Atlanta Public Schools has the most diverse portfolio of schools in the state. We have schools in some of the wealthiest neighborhoods in Georgia and schools in some of the poorest. The graph below shows that these schools have very different achievement levels:

The challenge index measures the percentage of students who are either directly certified1 for free lunch or English language learners. Only about 3% of APS students are English Language Learners so for most schools the Challenge Index can be thought of approximately as a measure of poverty.

Notice the strong relationship between the Challenge Index and average test scores. The Challenge Index explains about 91% of the variance in elementary school average test scores. Remember that this is a relationship between school averages. There is much more variation at the individual student level.

Comparing schools with similar challenge indices is helpful for understanding school performance. A school that is above the trend line has higher test scores than other schools with a similar level of poverty.

The next graph uses the same data as above, but is color-coded by the percentage of students who demonstrated typical or high growth. We see that schools with high growth (blue color-coding) tend to be above the trend line, while schools with low growth (orange/brown color-coding) tend to be below the trend line. But there are some exceptions. This could be due to a few different reasons:

    1. The growth data only measures grades four and five, but a student’s achievement is also affected by the instruction they experienced in grades k-3. A school with a great instruction in grades k-3, but below average instruction in grades 4 and 5 could still be above the trend line.

    2. This year’s growth could be different from growth in previous years. For example, Thomasville had above average growth in 2017, but several years of below-average growth before that, so one good year was not enough to raise the school above the trend line.

    3. The challenge index is not a perfect measure of resources. The challenge index is mostly a binary measure of poverty and might not capture additional variation, such as the difference between middle income and very wealthy, or poor and very poor.

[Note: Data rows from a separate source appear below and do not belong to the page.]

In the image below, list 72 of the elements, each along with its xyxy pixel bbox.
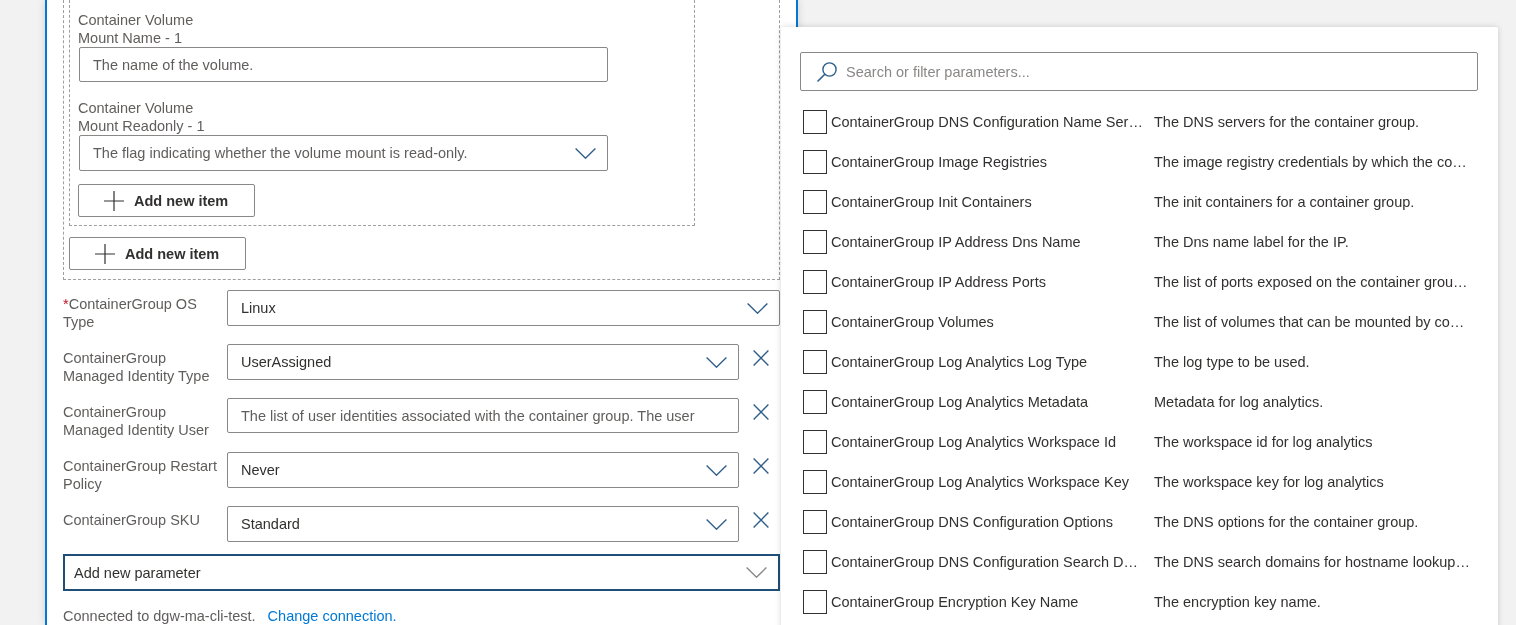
parameter-description: The workspace id for log analytics — [1154, 434, 1373, 450]
parameter-name: ContainerGroup Log Analytics Workspace Key — [831, 474, 1130, 490]
checkbox[interactable] — [803, 470, 827, 494]
parameter-label: *ContainerGroup OS Type — [63, 296, 197, 330]
parameter-description: The Dns name label for the IP. — [1154, 234, 1349, 250]
parameter-name: ContainerGroup DNS Configuration Options — [831, 514, 1115, 530]
chevron-down-icon — [706, 356, 727, 368]
parameter-description: The list of ports exposed on the container grou… — [1154, 274, 1468, 290]
parameter-name: ContainerGroup Log Analytics Log Type — [831, 354, 1089, 370]
close-icon[interactable] — [753, 512, 769, 528]
parameter-description: The DNS servers for the container group. — [1154, 114, 1420, 130]
checkbox[interactable] — [803, 230, 827, 254]
dropdown-field[interactable]: Never — [227, 452, 739, 488]
parameter-name: ContainerGroup DNS Configuration Name Ser… — [831, 114, 1144, 130]
parameter-name: ContainerGroup Volumes — [831, 314, 995, 330]
plus-icon — [95, 243, 115, 264]
parameter-name: ContainerGroup IP Address Dns Name — [831, 234, 1082, 250]
change-connection-link[interactable]: Change connection. — [267, 607, 397, 625]
close-icon[interactable] — [753, 350, 769, 366]
parameter-label: ContainerGroup Restart Policy — [63, 458, 217, 492]
text-field[interactable]: The name of the volume. — [79, 47, 608, 82]
parameter-description: The list of volumes that can be mounted by co… — [1154, 314, 1465, 330]
checkbox[interactable] — [803, 190, 827, 214]
parameter-name: ContainerGroup Log Analytics Workspace Id — [831, 434, 1118, 450]
parameter-name: ContainerGroup Encryption Key Name — [831, 594, 1080, 610]
field-label: Container Volume Mount Readonly - 1 — [78, 99, 206, 135]
chevron-down-icon — [706, 464, 727, 476]
checkbox[interactable] — [803, 550, 827, 574]
close-icon[interactable] — [753, 404, 769, 420]
add-parameter-dropdown[interactable]: Add new parameter — [63, 554, 780, 591]
checkbox[interactable] — [803, 270, 827, 294]
checkbox[interactable] — [803, 350, 827, 374]
add-item-button[interactable]: Add new item — [78, 184, 255, 217]
checkbox[interactable] — [803, 310, 827, 334]
checkbox[interactable] — [803, 430, 827, 454]
parameter-name: ContainerGroup DNS Configuration Search D… — [831, 554, 1140, 570]
connection-status: Connected to dgw-ma-cli-test. — [63, 607, 256, 625]
add-item-button[interactable]: Add new item — [69, 237, 246, 270]
chevron-down-icon — [706, 518, 727, 530]
parameter-description: The DNS options for the container group. — [1154, 514, 1419, 530]
parameter-description: The log type to be used. — [1154, 354, 1310, 370]
plus-icon — [104, 190, 124, 211]
parameter-name: ContainerGroup IP Address Ports — [831, 274, 1047, 290]
parameter-description: The image registry credentials by which the co… — [1154, 154, 1467, 170]
parameter-description: The workspace key for log analytics — [1154, 474, 1384, 490]
text-field[interactable]: The list of user identities associated with the container group. The user — [227, 398, 739, 433]
dropdown-field[interactable]: Linux — [227, 290, 780, 326]
checkbox[interactable] — [803, 390, 827, 414]
checkbox[interactable] — [803, 510, 827, 534]
checkbox[interactable] — [803, 590, 827, 614]
dropdown-field[interactable]: The flag indicating whether the volume mount is read-only. — [79, 135, 608, 171]
parameter-name: ContainerGroup Log Analytics Metadata — [831, 394, 1090, 410]
parameter-description: The encryption key name. — [1154, 594, 1321, 610]
parameter-label: ContainerGroup Managed Identity Type — [63, 350, 210, 384]
search-icon — [817, 62, 837, 82]
parameter-name: ContainerGroup Init Containers — [831, 194, 1033, 210]
chevron-down-icon — [746, 567, 767, 578]
parameter-name: ContainerGroup Image Registries — [831, 154, 1048, 170]
dropdown-field[interactable]: UserAssigned — [227, 344, 739, 380]
chevron-down-icon — [575, 147, 596, 159]
dropdown-field[interactable]: Standard — [227, 506, 739, 542]
parameter-description: The init containers for a container group. — [1154, 194, 1415, 210]
parameter-label: ContainerGroup Managed Identity User — [63, 404, 209, 438]
checkbox[interactable] — [803, 150, 827, 174]
parameter-label: ContainerGroup SKU — [63, 512, 200, 528]
search-field[interactable]: Search or filter parameters... — [800, 52, 1478, 91]
parameter-description: Metadata for log analytics. — [1154, 394, 1324, 410]
checkbox[interactable] — [803, 110, 827, 134]
close-icon[interactable] — [753, 458, 769, 474]
chevron-down-icon — [747, 302, 768, 314]
parameter-description: The DNS search domains for hostname lookup… — [1154, 554, 1470, 570]
field-label: Container Volume Mount Name - 1 — [78, 11, 195, 47]
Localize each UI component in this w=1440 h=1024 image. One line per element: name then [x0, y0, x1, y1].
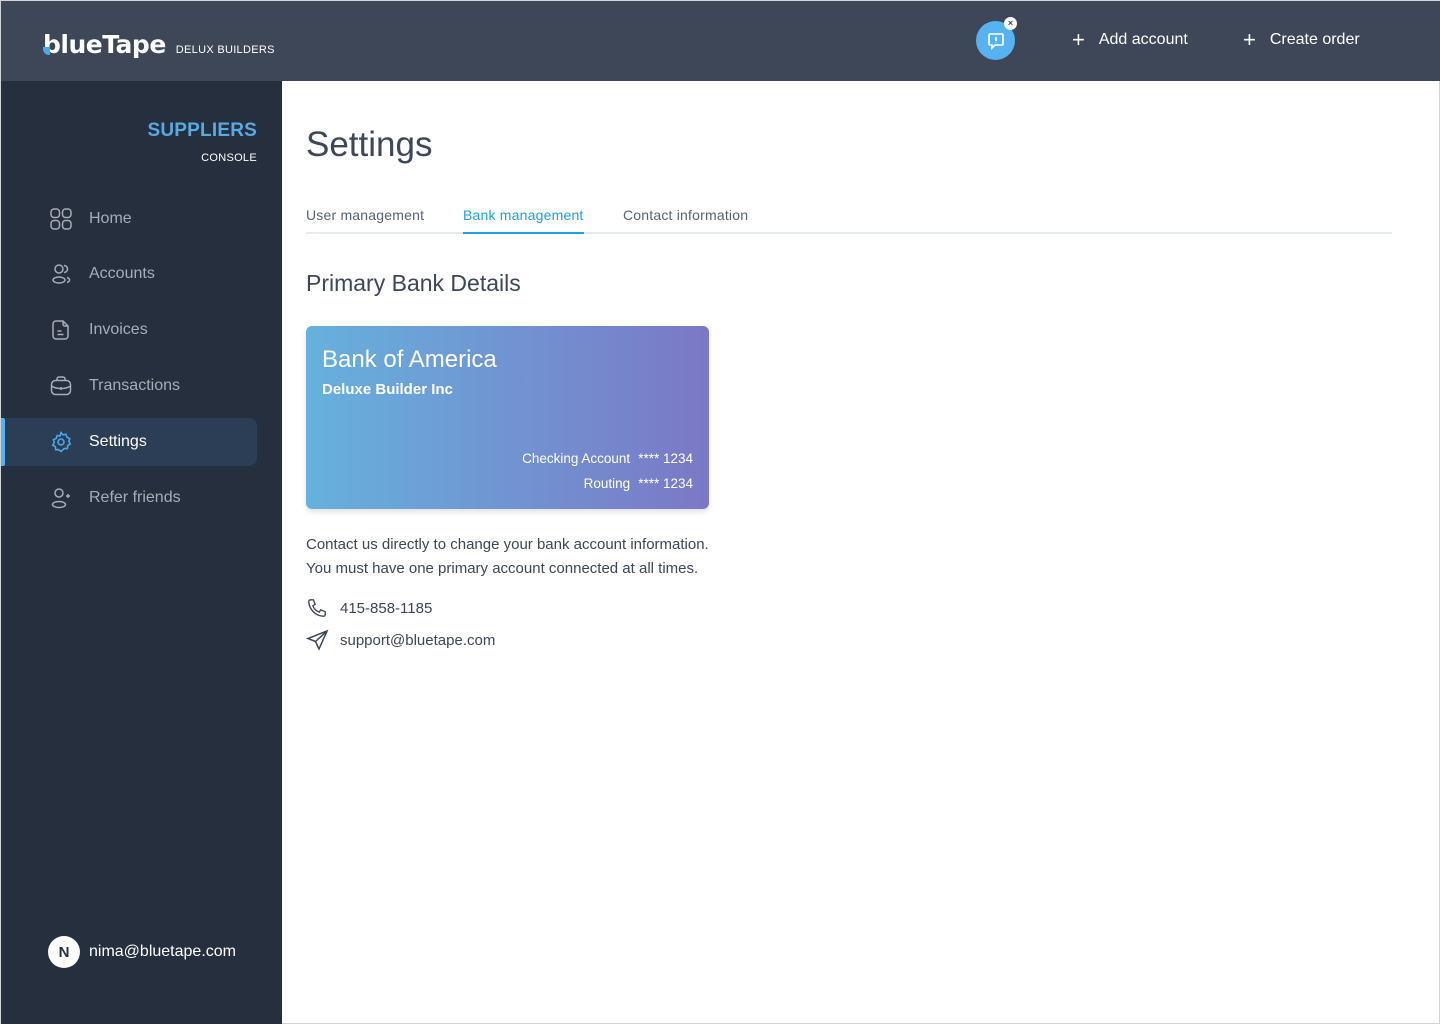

The y-axis for these graphs uses average Milestones NCE score, which is similar to average test score, but converted to a common scale to average across grades and subjects. We display average test scores on this graph because an average is a more accurate summary than reporting the percentage of students above a cut score. However, percentages are also useful for understanding performance, so we allow the user to change the y-axis with the performance metric filter on the left.

Notice how the distribution changes for different metrics. The graph below shows the percentage of students scoring developing and above on the Milestones. (See here for an explanation of Milestones achievement levels.) This metric emphasizes the difference in test scores between our high poverty schools, while our low-poverty schools show similar performance.

The next graph shows the percentage of students scoring distinguished. Now the test score differences between low-poverty schools is emphasized, while the high poverty schools show similar performance.

Finally, we also have this data for End of Course tests, which shows comparisons for high schools and eighth grade advanced math students.

To view other measures of school performance, see our recent post on student growth percentiles, or our school profiles. If you have questions about this data, feel free to contact us using the form on the About page. If you like this post, and would like to know about similar posts, please subscribe to the blog.

1. A student is directly certified for free lunch if their household receives state anti-poverty aid (SNAP or TANF) or if the student is homeless, an unaccompanied youth, a foster child, or a migrant. This measure is used instead of the more general “free and reduced lunch” because many APS schools use the CEP option for whole-school free and reduced lunch.